Ron DeSantis said if he’s elected president, he’ll look to eliminate four major federal agencies. And he’s got a Plan B if he can’t get rid of them.
In an interview with DeSantis on June 28, Fox News anchor Martha MacCallum asked the Florida governor, “Are you in favor of eliminating any agencies? I know conservatives in the past have talked about closing the Department of Education. Would you do that?”
“So we would do education,” DeSantis agreed. “We would do [the Department of] Commerce, we would do [the Department of] Energy, and we would do IRS (Internal Revenue Service). And so if Congress will work with me on doing that, we’ll be able to reduce the scope of government.”
“But what I’m also going to do, Martha, is be prepared. If Congress won’t go that far, I’m going to use those agencies to push back against woke ideology and against the leftism that we see creeping into all institutions of American life.
“So, for example, with the Department of Education, we reverse all the transgender sports stuff. Women’s sports should be protected. We reverse policies trying to inject the curriculum into our schools. That will all be gone.
“We will make sure we have an accreditation system for higher ed, which is not trying to foment things like DEI and CRT. So we’ll be prepared to do both. Either way, it’ll be a win for conservatives.”
DeSantis referred to Diversity, Equity, and Inclusiveness programming and Critical Race Theory, controversial approaches in the education and work spheres he has fought with some success as governor.
He’s passed laws not only pushing back against their pervasive use in schools but barring pension funds from using DEI as a criterion for investment. And the state now bars banks and other financial institutions from using it against the accounts or transactions of customers such as gun retailers.

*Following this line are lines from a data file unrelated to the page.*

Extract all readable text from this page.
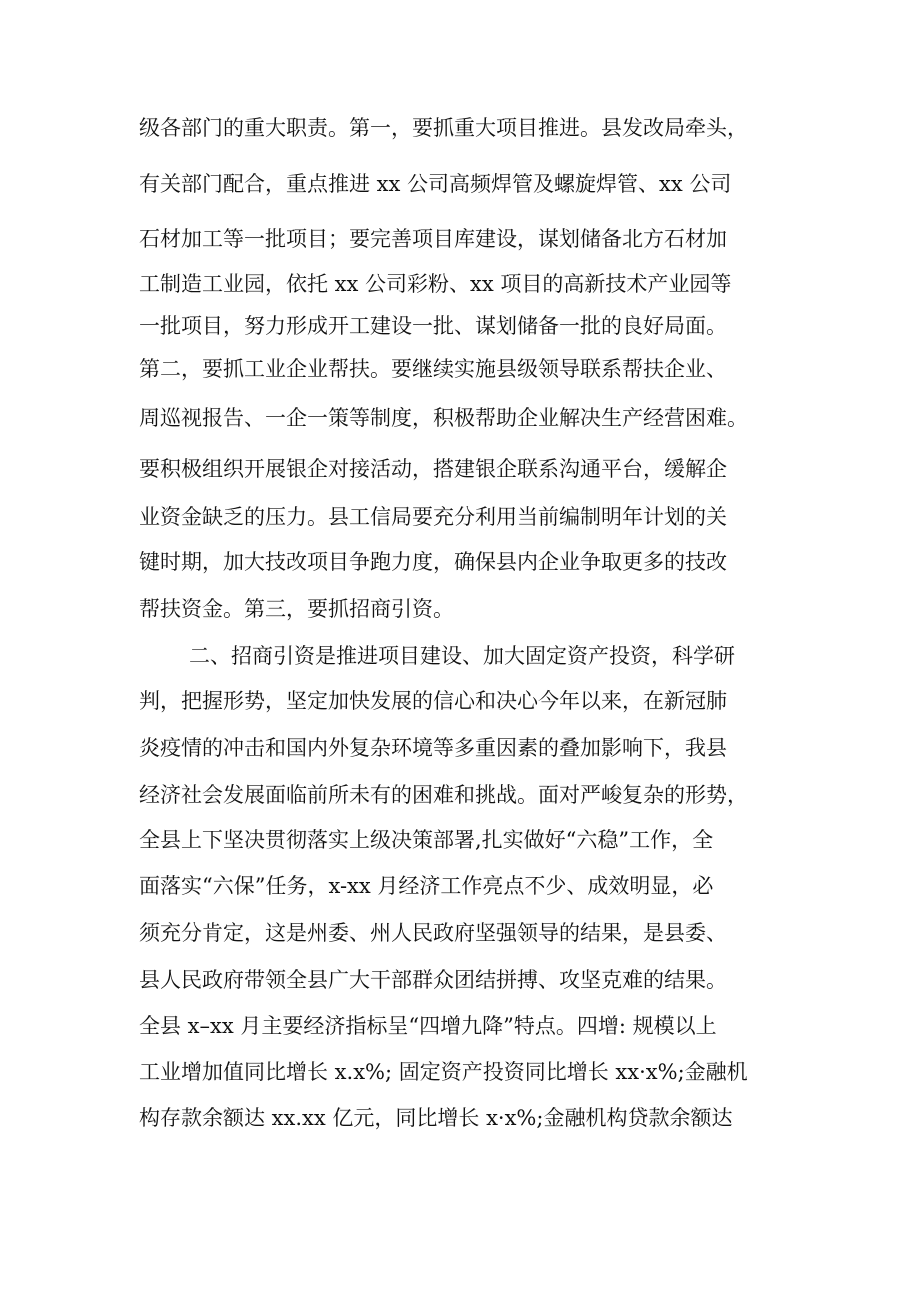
级各部门的重大职责。第一，要抓重大项目推进。县发改局牵头，
有关部门配合，重点推进 xx 公司高频焊管及螺旋焊管、xx 公司
石材加工等一批项目；要完善项目库建设，谋划储备北方石材加
工制造工业园，依托 xx 公司彩粉、xx 项目的高新技术产业园等
一批项目，努力形成开工建设一批、谋划储备一批的良好局面。
第二，要抓工业企业帮扶。要继续实施县级领导联系帮扶企业、
周巡视报告、一企一策等制度，积极帮助企业解决生产经营困难。
要积极组织开展银企对接活动，搭建银企联系沟通平台，缓解企
业资金缺乏的压力。县工信局要充分利用当前编制明年计划的关
键时期，加大技改项目争跑力度，确保县内企业争取更多的技改
帮扶资金。第三，要抓招商引资。
二、招商引资是推进项目建设、加大固定资产投资，科学研
判，把握形势，坚定加快发展的信心和决心今年以来，在新冠肺
炎疫情的冲击和国内外复杂环境等多重因素的叠加影响下，我县
经济社会发展面临前所未有的困难和挑战。面对严峻复杂的形势，
全县上下坚决贯彻落实上级决策部署,扎实做好“六稳”工作，全
面落实“六保”任务，x-xx 月经济工作亮点不少、成效明显，必
须充分肯定，这是州委、州人民政府坚强领导的结果，是县委、
县人民政府带领全县广大干部群众团结拼搏、攻坚克难的结果。
全县 x–xx 月主要经济指标呈“四增九降”特点。四增: 规模以上
工业增加值同比增长 x.x%; 固定资产投资同比增长 xx·x%;金融机
构存款余额达 xx.xx 亿元，同比增长 x·x%;金融机构贷款余额达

DeSantis is also campaigning on directing federal agencies to move half their employment footprint out of the Washington area.
He’s talked about “reconstitutionalizing” the federal government, addressing the growth of the regulatory bureaucracy as a powerful fourth branch of government not provided for in the Constitution. He plans to tear down and rebuild the Department of Justice and the FBI.
If Trump Returns
Republican frontrunner and former President Donald Trump, in his approach to the bureaucracy, would look to resume the “Schedule F” Civil Service initiative from his first term if he returns to the White House.
That plan, rescinded by President Joe Biden shortly after taking office in 2021, would add 50,000 upper-level civil service employees to the 4,000 political appointees currently serving at the president’s discretion out of over 2 million federal employees.
Trump signed an executive order near the end of his term, in October 2020, creating the Schedule F system. It was never fully implemented. Under it, the president would have the right to fire Schedule F employees, those deemed to have some influence over policy.
At a speech last year in South Carolina, Trump upped the ante.
“We will pass critical reforms making every executive branch employee fireable by the president of the United States,” Trump said at a March 12, 2022, rally. “The deep state must and will be brought to heel.”
DeSantis also supports expanding the president’s right to fire civil servants. On June 12, he told radio host Hugh Hewitt he’d go to the Supreme Court if necessary to support the president’s Constitutional rights under Article II to run the executive branch of the government to “bring the bureaucracy to heel. I don’t buy this idea that the president cannot remove a “career” person.
“When they’re abusing power, and they’re going outside of what is appropriate, they absolutely should be terminated, and terminated swiftly,” DeSantis told Hewitt. “So we’re going to be doing that. I think we’re going to do it in a big way.”